Si Maren Eggert entrega una notable performance en la película alemana, la argentina Sofía Gala Castiglione vuelve a confirmar su talento para construir en pantalla criaturas con la sensibilidad a flor de piel, pero sin caer nunca en la máscara o el exceso melodramático. Como ocurría en Alanís, de Anahí Berneri, el segundo largometraje como realizador de Mariano González luego de Los globos (aquí también el actor se reserva un papel, secundario pero muy importante) está construido alrededor de Gala, en este caso encarnando a Luisa, una veinteañera que divide su tiempo laboral entre los turnos en una fábrica semi clandestina de adornos, especializada en pequeños budas y otros objetos, y el cuidado de hijos ajenos como niñera. El cuidado de los otros, el primero de los tres largometrajes nacionales que integran la Competencia Internacional, comienza con una situación típica, tan ridícula e insignificante como desesperante, que más de un padre ha sufrido o imaginado: una puerta que se cierra imprevistamente, las llaves que han quedado dentro del departamento, junto con la criatura.

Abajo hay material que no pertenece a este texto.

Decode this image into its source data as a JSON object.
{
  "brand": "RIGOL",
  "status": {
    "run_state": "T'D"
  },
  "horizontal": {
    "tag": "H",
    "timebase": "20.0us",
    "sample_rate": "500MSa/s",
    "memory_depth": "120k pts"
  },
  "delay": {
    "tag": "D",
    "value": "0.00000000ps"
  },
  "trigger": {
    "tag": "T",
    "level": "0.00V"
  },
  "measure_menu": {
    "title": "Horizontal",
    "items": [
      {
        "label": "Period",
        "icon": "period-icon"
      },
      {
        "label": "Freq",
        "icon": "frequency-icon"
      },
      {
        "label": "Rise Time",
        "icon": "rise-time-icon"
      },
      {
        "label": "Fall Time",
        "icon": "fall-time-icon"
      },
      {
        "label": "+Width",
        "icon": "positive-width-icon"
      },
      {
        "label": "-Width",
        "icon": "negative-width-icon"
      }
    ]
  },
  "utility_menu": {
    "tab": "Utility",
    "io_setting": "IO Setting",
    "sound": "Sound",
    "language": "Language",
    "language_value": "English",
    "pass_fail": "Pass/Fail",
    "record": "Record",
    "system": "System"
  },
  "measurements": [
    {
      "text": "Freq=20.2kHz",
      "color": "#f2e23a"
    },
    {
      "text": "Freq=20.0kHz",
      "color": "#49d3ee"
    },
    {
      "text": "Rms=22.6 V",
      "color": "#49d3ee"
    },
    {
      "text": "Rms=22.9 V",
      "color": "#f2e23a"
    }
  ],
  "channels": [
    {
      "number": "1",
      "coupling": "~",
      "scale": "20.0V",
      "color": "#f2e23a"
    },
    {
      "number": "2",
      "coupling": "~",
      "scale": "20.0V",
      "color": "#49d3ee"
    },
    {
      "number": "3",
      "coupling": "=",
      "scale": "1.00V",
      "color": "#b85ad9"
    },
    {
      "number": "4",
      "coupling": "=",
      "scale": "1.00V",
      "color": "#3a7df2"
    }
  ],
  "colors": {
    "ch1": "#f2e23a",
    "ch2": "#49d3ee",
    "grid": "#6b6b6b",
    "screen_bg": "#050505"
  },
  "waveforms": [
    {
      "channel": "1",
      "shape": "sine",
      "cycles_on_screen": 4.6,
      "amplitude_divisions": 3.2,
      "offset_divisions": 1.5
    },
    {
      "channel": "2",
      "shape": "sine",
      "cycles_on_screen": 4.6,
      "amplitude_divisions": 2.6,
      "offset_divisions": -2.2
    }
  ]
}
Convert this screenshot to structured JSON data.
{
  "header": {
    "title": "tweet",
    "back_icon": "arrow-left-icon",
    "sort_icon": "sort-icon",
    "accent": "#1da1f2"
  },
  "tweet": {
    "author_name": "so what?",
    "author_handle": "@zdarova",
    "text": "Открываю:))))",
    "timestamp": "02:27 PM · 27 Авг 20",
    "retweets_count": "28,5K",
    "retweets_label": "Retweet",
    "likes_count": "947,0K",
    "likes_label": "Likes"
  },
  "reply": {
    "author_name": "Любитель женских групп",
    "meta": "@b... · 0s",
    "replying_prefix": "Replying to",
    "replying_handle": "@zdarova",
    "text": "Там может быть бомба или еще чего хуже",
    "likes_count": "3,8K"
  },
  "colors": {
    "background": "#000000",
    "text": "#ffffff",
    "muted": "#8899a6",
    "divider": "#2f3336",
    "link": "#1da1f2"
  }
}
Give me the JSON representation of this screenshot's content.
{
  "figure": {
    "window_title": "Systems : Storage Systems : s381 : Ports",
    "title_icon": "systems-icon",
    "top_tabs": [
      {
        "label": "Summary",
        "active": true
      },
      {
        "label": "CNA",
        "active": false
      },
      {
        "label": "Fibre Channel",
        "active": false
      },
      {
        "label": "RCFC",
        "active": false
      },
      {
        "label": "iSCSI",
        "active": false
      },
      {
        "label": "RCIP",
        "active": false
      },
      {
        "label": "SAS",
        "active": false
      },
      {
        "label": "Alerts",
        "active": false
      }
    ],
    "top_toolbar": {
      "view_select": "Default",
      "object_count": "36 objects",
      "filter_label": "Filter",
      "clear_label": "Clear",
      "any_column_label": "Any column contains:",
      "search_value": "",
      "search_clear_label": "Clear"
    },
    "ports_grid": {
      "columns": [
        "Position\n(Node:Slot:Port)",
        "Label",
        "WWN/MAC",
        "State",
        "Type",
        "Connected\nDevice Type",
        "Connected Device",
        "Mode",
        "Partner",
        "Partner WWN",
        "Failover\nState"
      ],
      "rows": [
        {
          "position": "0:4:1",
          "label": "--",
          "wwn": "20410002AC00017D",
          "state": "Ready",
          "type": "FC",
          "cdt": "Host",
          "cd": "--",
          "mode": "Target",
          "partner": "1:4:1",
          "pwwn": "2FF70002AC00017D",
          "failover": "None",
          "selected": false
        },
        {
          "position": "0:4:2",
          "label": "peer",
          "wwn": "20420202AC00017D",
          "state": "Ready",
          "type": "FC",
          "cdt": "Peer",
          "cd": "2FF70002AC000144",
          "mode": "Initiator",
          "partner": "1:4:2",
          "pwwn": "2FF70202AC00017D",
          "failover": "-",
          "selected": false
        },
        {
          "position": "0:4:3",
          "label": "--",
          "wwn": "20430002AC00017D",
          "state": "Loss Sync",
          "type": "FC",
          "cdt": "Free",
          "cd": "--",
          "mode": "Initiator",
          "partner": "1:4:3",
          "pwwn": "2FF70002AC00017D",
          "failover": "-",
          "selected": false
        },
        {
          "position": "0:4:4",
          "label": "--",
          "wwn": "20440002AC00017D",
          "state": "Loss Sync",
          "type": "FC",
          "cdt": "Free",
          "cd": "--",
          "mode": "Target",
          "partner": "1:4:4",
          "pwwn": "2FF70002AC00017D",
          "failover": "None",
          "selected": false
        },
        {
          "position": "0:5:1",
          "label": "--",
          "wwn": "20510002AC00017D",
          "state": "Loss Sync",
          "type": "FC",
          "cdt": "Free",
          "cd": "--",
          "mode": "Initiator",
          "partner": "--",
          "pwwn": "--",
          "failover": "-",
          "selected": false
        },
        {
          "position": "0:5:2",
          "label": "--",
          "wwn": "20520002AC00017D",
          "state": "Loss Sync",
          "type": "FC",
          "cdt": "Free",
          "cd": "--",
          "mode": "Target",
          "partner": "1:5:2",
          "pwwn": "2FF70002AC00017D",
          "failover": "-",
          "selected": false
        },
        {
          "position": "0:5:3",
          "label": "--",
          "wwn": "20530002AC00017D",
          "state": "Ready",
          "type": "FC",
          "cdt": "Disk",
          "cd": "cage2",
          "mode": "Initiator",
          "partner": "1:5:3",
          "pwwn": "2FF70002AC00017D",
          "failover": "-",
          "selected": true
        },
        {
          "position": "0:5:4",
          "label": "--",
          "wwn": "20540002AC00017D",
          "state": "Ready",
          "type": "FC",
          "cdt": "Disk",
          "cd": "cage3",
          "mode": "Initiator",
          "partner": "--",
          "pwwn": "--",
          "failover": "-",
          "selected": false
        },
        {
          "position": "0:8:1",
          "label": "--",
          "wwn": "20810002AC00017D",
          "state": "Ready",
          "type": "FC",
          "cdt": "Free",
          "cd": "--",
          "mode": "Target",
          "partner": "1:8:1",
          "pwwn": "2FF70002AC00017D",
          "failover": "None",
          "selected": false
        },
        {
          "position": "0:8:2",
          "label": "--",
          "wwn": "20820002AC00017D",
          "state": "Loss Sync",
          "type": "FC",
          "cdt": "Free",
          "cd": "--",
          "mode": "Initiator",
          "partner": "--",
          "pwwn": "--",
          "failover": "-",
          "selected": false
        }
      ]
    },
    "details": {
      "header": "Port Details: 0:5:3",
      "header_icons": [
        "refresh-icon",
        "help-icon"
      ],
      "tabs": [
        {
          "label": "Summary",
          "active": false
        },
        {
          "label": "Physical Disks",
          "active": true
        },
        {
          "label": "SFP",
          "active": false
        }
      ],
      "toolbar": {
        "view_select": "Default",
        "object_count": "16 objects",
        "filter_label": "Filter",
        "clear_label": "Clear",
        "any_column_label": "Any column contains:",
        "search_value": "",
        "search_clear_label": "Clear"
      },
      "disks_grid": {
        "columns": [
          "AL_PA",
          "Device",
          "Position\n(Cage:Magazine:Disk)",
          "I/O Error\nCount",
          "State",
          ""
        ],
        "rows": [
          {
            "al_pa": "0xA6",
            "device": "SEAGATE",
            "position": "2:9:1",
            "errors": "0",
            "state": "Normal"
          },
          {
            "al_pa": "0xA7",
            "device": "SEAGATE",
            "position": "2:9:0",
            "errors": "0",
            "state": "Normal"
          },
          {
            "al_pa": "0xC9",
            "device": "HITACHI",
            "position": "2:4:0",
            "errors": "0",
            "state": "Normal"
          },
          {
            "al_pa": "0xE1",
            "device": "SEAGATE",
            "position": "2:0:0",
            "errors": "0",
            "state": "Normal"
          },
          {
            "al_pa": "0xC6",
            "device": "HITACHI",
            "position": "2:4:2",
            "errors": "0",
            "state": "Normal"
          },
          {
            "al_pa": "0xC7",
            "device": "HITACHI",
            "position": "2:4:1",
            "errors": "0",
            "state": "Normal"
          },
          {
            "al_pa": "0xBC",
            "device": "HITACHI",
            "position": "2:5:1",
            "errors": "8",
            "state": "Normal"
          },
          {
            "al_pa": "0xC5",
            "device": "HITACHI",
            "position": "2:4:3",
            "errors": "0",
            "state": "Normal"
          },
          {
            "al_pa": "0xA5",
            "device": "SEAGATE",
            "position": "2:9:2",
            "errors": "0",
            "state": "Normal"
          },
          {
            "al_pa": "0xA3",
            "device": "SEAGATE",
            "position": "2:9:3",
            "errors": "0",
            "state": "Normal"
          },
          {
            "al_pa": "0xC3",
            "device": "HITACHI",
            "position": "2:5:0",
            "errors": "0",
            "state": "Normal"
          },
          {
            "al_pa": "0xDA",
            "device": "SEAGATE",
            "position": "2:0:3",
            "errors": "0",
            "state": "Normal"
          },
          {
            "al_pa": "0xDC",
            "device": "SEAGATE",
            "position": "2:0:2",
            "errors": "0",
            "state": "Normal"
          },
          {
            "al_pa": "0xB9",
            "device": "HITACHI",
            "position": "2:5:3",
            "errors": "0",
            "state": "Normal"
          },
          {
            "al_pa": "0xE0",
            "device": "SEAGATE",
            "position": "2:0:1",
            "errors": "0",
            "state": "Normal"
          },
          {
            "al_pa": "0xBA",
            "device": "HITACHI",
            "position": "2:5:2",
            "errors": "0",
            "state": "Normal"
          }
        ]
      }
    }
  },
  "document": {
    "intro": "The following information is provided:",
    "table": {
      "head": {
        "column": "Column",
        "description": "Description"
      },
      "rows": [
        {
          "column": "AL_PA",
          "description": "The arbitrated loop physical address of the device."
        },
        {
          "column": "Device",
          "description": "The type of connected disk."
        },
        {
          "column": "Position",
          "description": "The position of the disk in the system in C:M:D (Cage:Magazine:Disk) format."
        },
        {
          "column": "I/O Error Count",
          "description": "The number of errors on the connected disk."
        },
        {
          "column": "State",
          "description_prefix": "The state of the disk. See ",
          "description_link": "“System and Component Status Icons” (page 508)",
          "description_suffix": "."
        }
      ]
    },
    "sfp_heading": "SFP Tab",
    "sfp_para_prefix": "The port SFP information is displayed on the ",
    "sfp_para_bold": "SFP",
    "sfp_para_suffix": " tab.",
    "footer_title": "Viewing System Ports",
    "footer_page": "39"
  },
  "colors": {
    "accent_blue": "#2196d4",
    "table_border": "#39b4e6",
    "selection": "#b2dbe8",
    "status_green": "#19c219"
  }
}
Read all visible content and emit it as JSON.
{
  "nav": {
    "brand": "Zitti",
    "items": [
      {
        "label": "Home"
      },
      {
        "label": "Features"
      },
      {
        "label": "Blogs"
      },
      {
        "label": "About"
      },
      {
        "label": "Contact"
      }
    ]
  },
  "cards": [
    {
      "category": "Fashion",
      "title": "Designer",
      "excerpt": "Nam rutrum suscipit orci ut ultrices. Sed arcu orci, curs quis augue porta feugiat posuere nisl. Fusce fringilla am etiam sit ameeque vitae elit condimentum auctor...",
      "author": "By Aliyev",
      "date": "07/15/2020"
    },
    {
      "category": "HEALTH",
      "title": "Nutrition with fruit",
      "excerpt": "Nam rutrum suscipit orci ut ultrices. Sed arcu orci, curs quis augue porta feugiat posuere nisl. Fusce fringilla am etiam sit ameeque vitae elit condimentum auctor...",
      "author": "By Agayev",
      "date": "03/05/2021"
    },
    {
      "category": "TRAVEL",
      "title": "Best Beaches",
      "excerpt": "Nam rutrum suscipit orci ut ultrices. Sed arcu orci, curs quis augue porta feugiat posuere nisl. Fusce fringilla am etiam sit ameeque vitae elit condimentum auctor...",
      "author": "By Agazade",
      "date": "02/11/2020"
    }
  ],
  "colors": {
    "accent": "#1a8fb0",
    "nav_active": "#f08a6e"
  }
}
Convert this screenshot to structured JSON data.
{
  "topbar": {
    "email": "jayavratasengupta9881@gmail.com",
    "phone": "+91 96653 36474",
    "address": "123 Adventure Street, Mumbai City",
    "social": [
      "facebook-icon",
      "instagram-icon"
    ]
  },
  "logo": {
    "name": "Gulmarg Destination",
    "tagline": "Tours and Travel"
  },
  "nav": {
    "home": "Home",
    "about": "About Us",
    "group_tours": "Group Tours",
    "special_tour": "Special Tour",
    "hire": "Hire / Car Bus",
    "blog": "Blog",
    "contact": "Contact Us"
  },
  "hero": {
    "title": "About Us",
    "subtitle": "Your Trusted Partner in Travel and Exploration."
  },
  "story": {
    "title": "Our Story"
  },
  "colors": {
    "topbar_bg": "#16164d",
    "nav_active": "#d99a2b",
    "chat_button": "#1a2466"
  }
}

González logra que la tensión del momento se sostenga por medios estrictamente cinematográficos, dosificando cortes y pequeñas elipsis. La situación no hará más que escalar luego de que una aparente resolución al problema no haga más que empeorarlo gravemente. Lo que sigue para Luisa son días y noches cargados de culpa y angustia: los padres del chico no quieren verla ni hablar con ella, su novio Miguel no parece aceptar su responsabilidad en el origen del conflicto, y la llegada de su padre y un amigo abogado le suman un nuevo nivel de ansiedad a la situación. El cuidado de los otros posee varios puntos de contacto con el cine de los hermanos Dardenne, pero González –autor del guion– no retrata la clásica “toma de decisión” que late en el corazón de muchas películas de los directores belgas, prefiriendo en cambio la descripción de un estado, un punto circunstancial en una vida marcado por la indefensión ante un accidente derivado del descuido. Presente en casi todos los planos, Castiglione transmite, con notables sutileza y potencia, los diversos grados de intensidad de esa condición tan excepcional como común y corriente.